REPUBLIKA.CO.ID, JAKARTA---Pekan lalu, balon mata-mata Cina yang melayang di wilayah udara Amerika Serikat (AS) telah ditembak jatuh oleh jet tempur F-22. Balon yang digunakan untuk pengawasan keamanan, rupanya bukanlah hal baru di dunia pertahanan kenegaraan.
Balon mata-mata telah digunakan sejak berabad-abad yang lalu, hingga akhir abad ke-18. Pada 1794, Prancis menggunakan balon udara berawak untuk mengamati musuh selama Pertempuran Fleurus, tetapi lebih banyak digunakan dalam Perang Dunia II. Selama konflik, Jepang meluncurkan ribuan balon hidrogen yang membawa bom dan sebagian berakhir di AS dan Kanada.
Sebagian besar balon tidak efektif, tetapi ada pula yang mematikan. Seperti pada Mei 1945, menyebabkan enam warga sipil tewas ketika menemukan salah satu balon di Oregon yang meledak.
Menurut Pakar Ruang Angkasa Iain Boyd dari the University of Colorado Boulder, AS juga menerbangkan banyak balon di atas Uni Soviet pada 1940-an dan 1950-an. “Itu akhirnya digantikan oleh pesawat mata-mata ketinggian tinggi, U-2, dan kemudian digantikan oleh satelit,” kata dia.
Apa yang terjadi selanjutnya?
Perburuan masih dilakukan oleh otoritas AS untuk menemukan pecahan balon yang tersisa, dengan tujuan untuk mengetahui kemampuan lain dari alat tersebut.
Chuck Schumer, pemimpin Senat Demokrat AS, mengatakan upaya menembak jatuh balon bukan hanya keputusan terbaik, tetapi juga memaksimalkan keuntungan intel negara. Itu karena instrumentasi apa pun di balon tersebut, lebih mungkin selamat dari pendaratan air daripada jika ditembak jatuh lebih awal di darat.
Saat ini belum ada batas waktu untuk penemuan balon dari Samudera Atlantik, namun para pejabat memperkirakan hal itu akan selesai dalam waktu singkat. Saat ditemukan, puing-puing balon akan dianalisis di Quantico, Virginia, markas besar FBI.
Christopher Twomey, pakar keamanan di Sekolah Pascasarjana Angkatan Laut AS di California, mengatakan tanggapan Cina akan dibatasi. “Saya perkirakan mereka akan memprotes secara moderat tetapi berharap untuk menutupinya dan memulihkan kemajuan kunjungan tingkat senior dalam beberapa bulan," kata Twomey kepada Reuters, dikutip dari Daily Mail, Kamis (9/2/2023).
Adapun beberapa dokumen Cina diketahui menunjukkan peningkatan minat negara dalam menggunakan teknologi balon untuk tujuan militer, baru-baru ini, menurut laporan Reuters.

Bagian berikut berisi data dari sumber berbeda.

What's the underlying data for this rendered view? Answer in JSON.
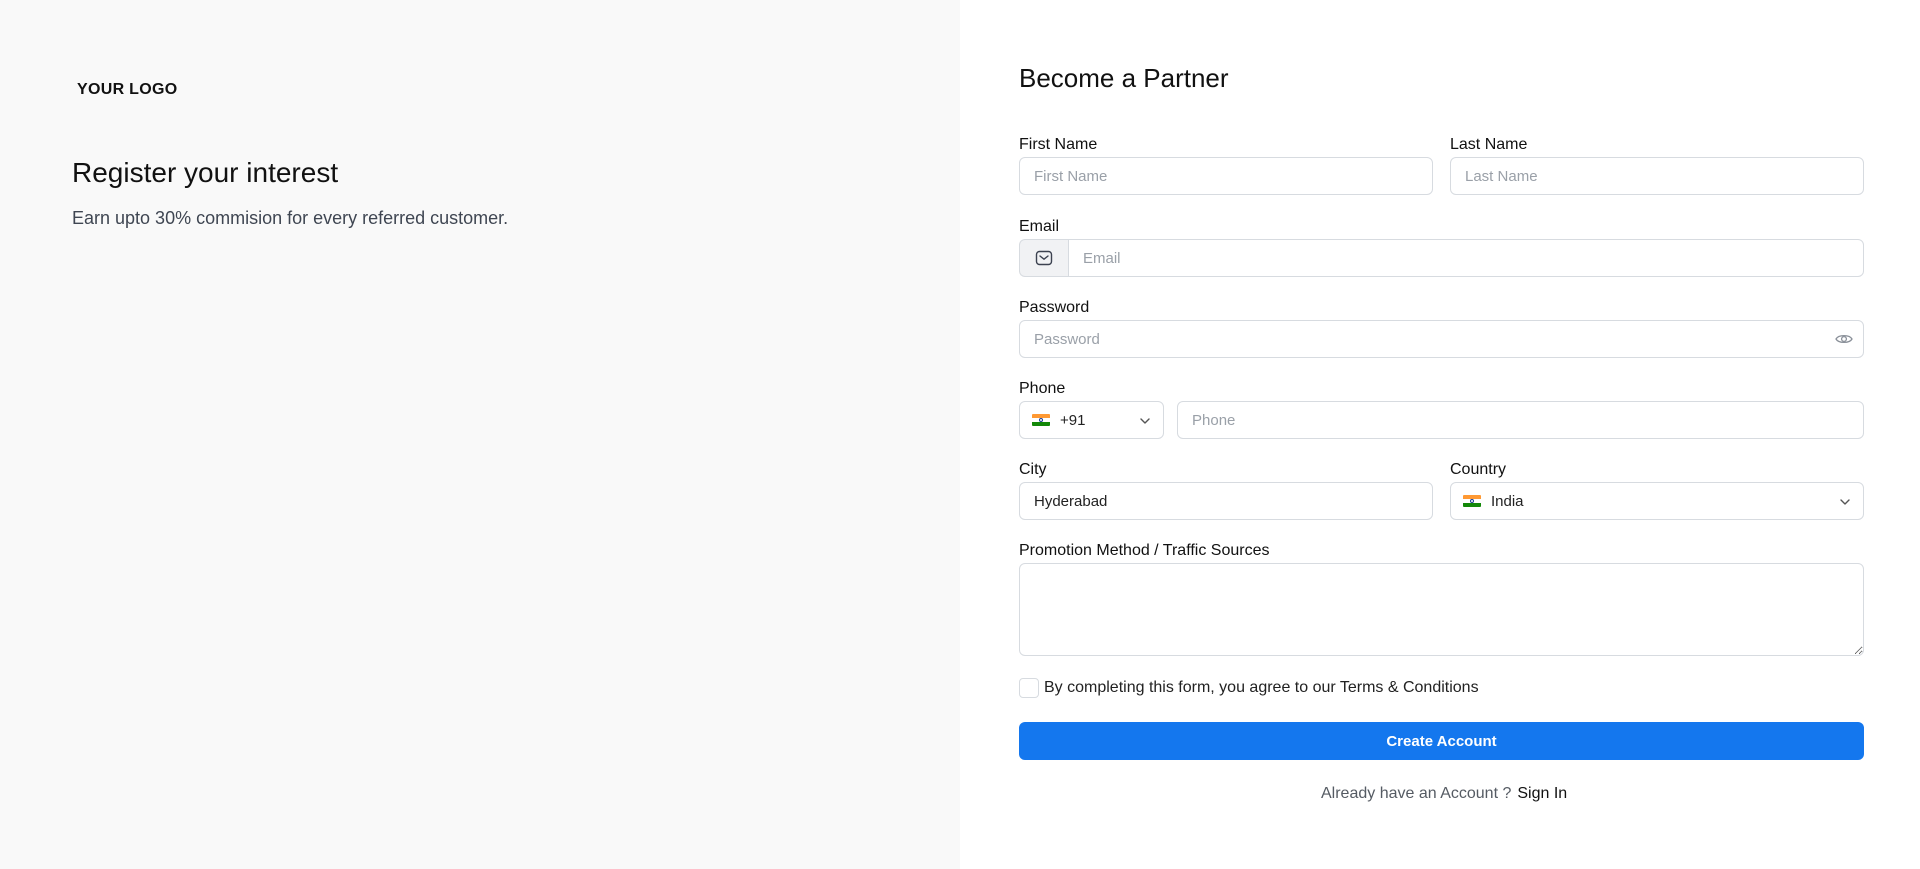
{
  "brand": {
    "logo_text": "YOUR LOGO"
  },
  "hero": {
    "title": "Register your interest",
    "subtitle": "Earn upto 30% commision for every referred customer."
  },
  "form": {
    "title": "Become a Partner",
    "first_name": {
      "label": "First Name",
      "placeholder": "First Name"
    },
    "last_name": {
      "label": "Last Name",
      "placeholder": "Last Name"
    },
    "email": {
      "label": "Email",
      "placeholder": "Email",
      "icon": "mail-icon"
    },
    "password": {
      "label": "Password",
      "placeholder": "Password",
      "icon": "eye-icon"
    },
    "phone": {
      "label": "Phone",
      "country_code": "+91",
      "placeholder": "Phone",
      "flag": "india-flag"
    },
    "city": {
      "label": "City",
      "value": "Hyderabad"
    },
    "country": {
      "label": "Country",
      "value": "India",
      "flag": "india-flag"
    },
    "promotion": {
      "label": "Promotion Method / Traffic Sources"
    },
    "agreement": {
      "text": "By completing this form, you agree to our Terms & Conditions"
    },
    "submit_label": "Create Account",
    "signin_prompt": "Already have an Account ?",
    "signin_link": "Sign In"
  },
  "colors": {
    "primary": "#1477ee",
    "left_panel_bg": "#f9f9f9",
    "border": "#d7dbe0",
    "flag_saffron": "#ff9933",
    "flag_green": "#138808"
  }
}
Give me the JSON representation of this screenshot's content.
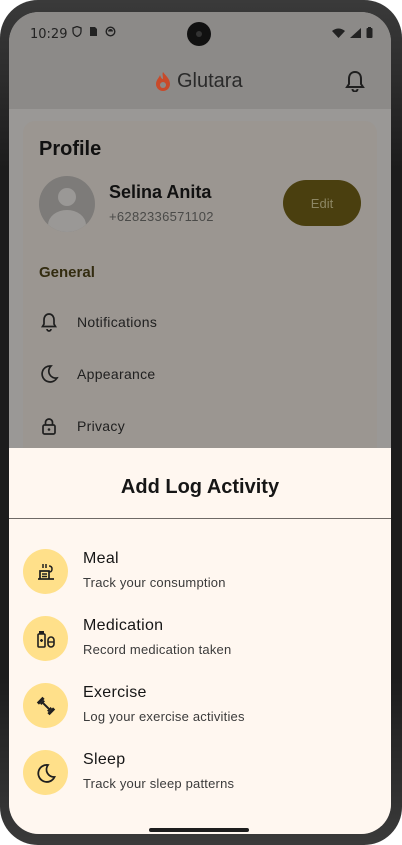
{
  "status_bar": {
    "time": "10:29"
  },
  "app_bar": {
    "brand": "Glutara"
  },
  "profile": {
    "title": "Profile",
    "name": "Selina Anita",
    "phone": "+6282336571102",
    "edit_label": "Edit",
    "general_label": "General",
    "menu": [
      {
        "label": "Notifications",
        "icon": "bell-icon"
      },
      {
        "label": "Appearance",
        "icon": "moon-icon"
      },
      {
        "label": "Privacy",
        "icon": "lock-icon"
      }
    ]
  },
  "sheet": {
    "title": "Add Log Activity",
    "items": [
      {
        "title": "Meal",
        "subtitle": "Track your consumption",
        "icon": "meal-icon"
      },
      {
        "title": "Medication",
        "subtitle": "Record medication taken",
        "icon": "medication-icon"
      },
      {
        "title": "Exercise",
        "subtitle": "Log your exercise activities",
        "icon": "dumbbell-icon"
      },
      {
        "title": "Sleep",
        "subtitle": "Track your sleep patterns",
        "icon": "moon-icon"
      }
    ]
  },
  "colors": {
    "accent": "#ffe08a",
    "sheet_bg": "#fff7f0",
    "edit_button": "#4a3f0f"
  }
}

Satu makalah yang diterbitkan April lalu oleh para peneliti di China's People's Liberation Army (PLA), institut yang berfokus pada 'pesawat khusus', menyatakan bahwa salah satu aplikasi balon militer, berfungsi untuk menguji pertahanan udara musuh.

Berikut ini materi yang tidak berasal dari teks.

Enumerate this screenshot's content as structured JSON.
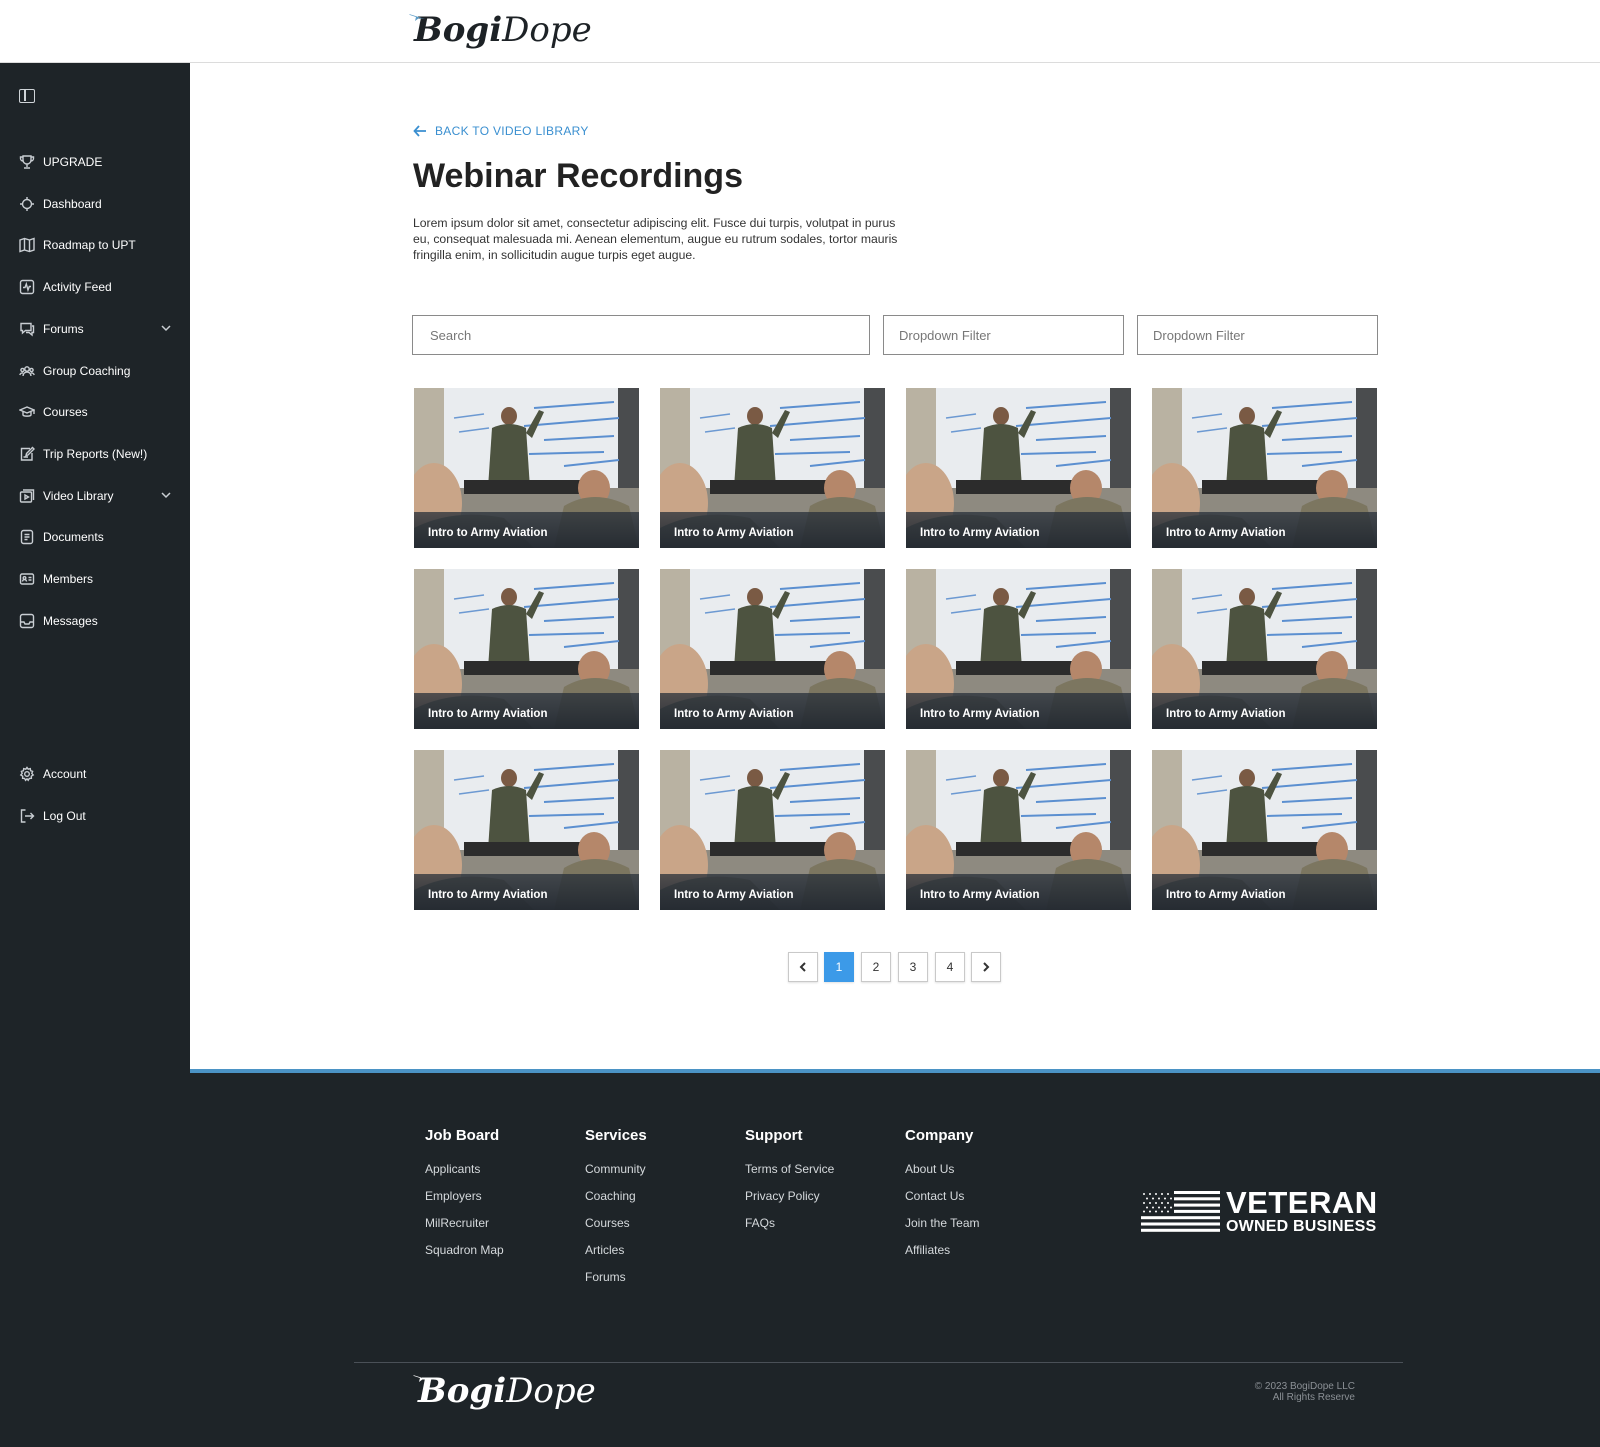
{
  "header": {
    "logo_text_bold": "Bogi",
    "logo_text_rest": "Dope"
  },
  "sidebar": {
    "items": [
      {
        "label": "UPGRADE",
        "icon": "trophy-icon"
      },
      {
        "label": "Dashboard",
        "icon": "crosshair-icon"
      },
      {
        "label": "Roadmap to UPT",
        "icon": "map-icon"
      },
      {
        "label": "Activity Feed",
        "icon": "activity-icon"
      },
      {
        "label": "Forums",
        "icon": "chat-icon",
        "expandable": true
      },
      {
        "label": "Group Coaching",
        "icon": "group-icon"
      },
      {
        "label": "Courses",
        "icon": "graduation-cap-icon"
      },
      {
        "label": "Trip Reports (New!)",
        "icon": "report-icon"
      },
      {
        "label": "Video Library",
        "icon": "video-library-icon",
        "expandable": true
      },
      {
        "label": "Documents",
        "icon": "document-icon"
      },
      {
        "label": "Members",
        "icon": "id-card-icon"
      },
      {
        "label": "Messages",
        "icon": "inbox-icon"
      }
    ],
    "bottom_items": [
      {
        "label": "Account",
        "icon": "gear-icon"
      },
      {
        "label": "Log Out",
        "icon": "logout-icon"
      }
    ]
  },
  "main": {
    "back_link": "BACK TO VIDEO LIBRARY",
    "title": "Webinar Recordings",
    "description": "Lorem ipsum dolor sit amet, consectetur adipiscing elit. Fusce dui turpis, volutpat in purus eu, consequat malesuada mi. Aenean elementum, augue eu rutrum sodales, tortor mauris fringilla enim, in sollicitudin augue turpis eget augue.",
    "search_placeholder": "Search",
    "filters": [
      "Dropdown Filter",
      "Dropdown Filter"
    ],
    "videos": [
      "Intro to Army Aviation",
      "Intro to Army Aviation",
      "Intro to Army Aviation",
      "Intro to Army Aviation",
      "Intro to Army Aviation",
      "Intro to Army Aviation",
      "Intro to Army Aviation",
      "Intro to Army Aviation",
      "Intro to Army Aviation",
      "Intro to Army Aviation",
      "Intro to Army Aviation",
      "Intro to Army Aviation"
    ],
    "pagination": {
      "pages": [
        "1",
        "2",
        "3",
        "4"
      ],
      "current": "1"
    }
  },
  "footer": {
    "columns": [
      {
        "heading": "Job Board",
        "links": [
          "Applicants",
          "Employers",
          "MilRecruiter",
          "Squadron Map"
        ]
      },
      {
        "heading": "Services",
        "links": [
          "Community",
          "Coaching",
          "Courses",
          "Articles",
          "Forums"
        ]
      },
      {
        "heading": "Support",
        "links": [
          "Terms of Service",
          "Privacy Policy",
          "FAQs"
        ]
      },
      {
        "heading": "Company",
        "links": [
          "About Us",
          "Contact Us",
          "Join the Team",
          "Affiliates"
        ]
      }
    ],
    "badge_line1": "VETERAN",
    "badge_line2": "OWNED BUSINESS",
    "copyright_line1": "© 2023 BogiDope LLC",
    "copyright_line2": "All Rights Reserve"
  },
  "colors": {
    "sidebar_bg": "#1e2428",
    "accent_blue": "#3a8fd0",
    "active_page": "#3c9ae8",
    "footer_rule": "#4b93c5"
  }
}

“(Balon dapat) menginduksi dan memobilisasi sistem pertahanan udara musuh, menunjukan kondisi untuk penerapan pengintaian elektronik, penilaian deteksi peringatan dini sistem pertahanan udara dan kemampuan respons operasional,” demikian tulis para peneliti.
Sejumlah makalah dan beberapa artikel lain yang dipublikasi dan dikontrol PLA, juga menunjukkan minat besar dari militer China untuk mempelajari bagaimana AS dan negara lain menggunakan balon secara militer di masa lalu. Menurut analisis Reuters, unit militer Cina dan lembaga penelitian yang dikelola negara, telah membeli balon ketinggian tinggi dan teknologi terkait dalam dua tahun terakhir, meskipun dokumen tersebut telah banyak disunting.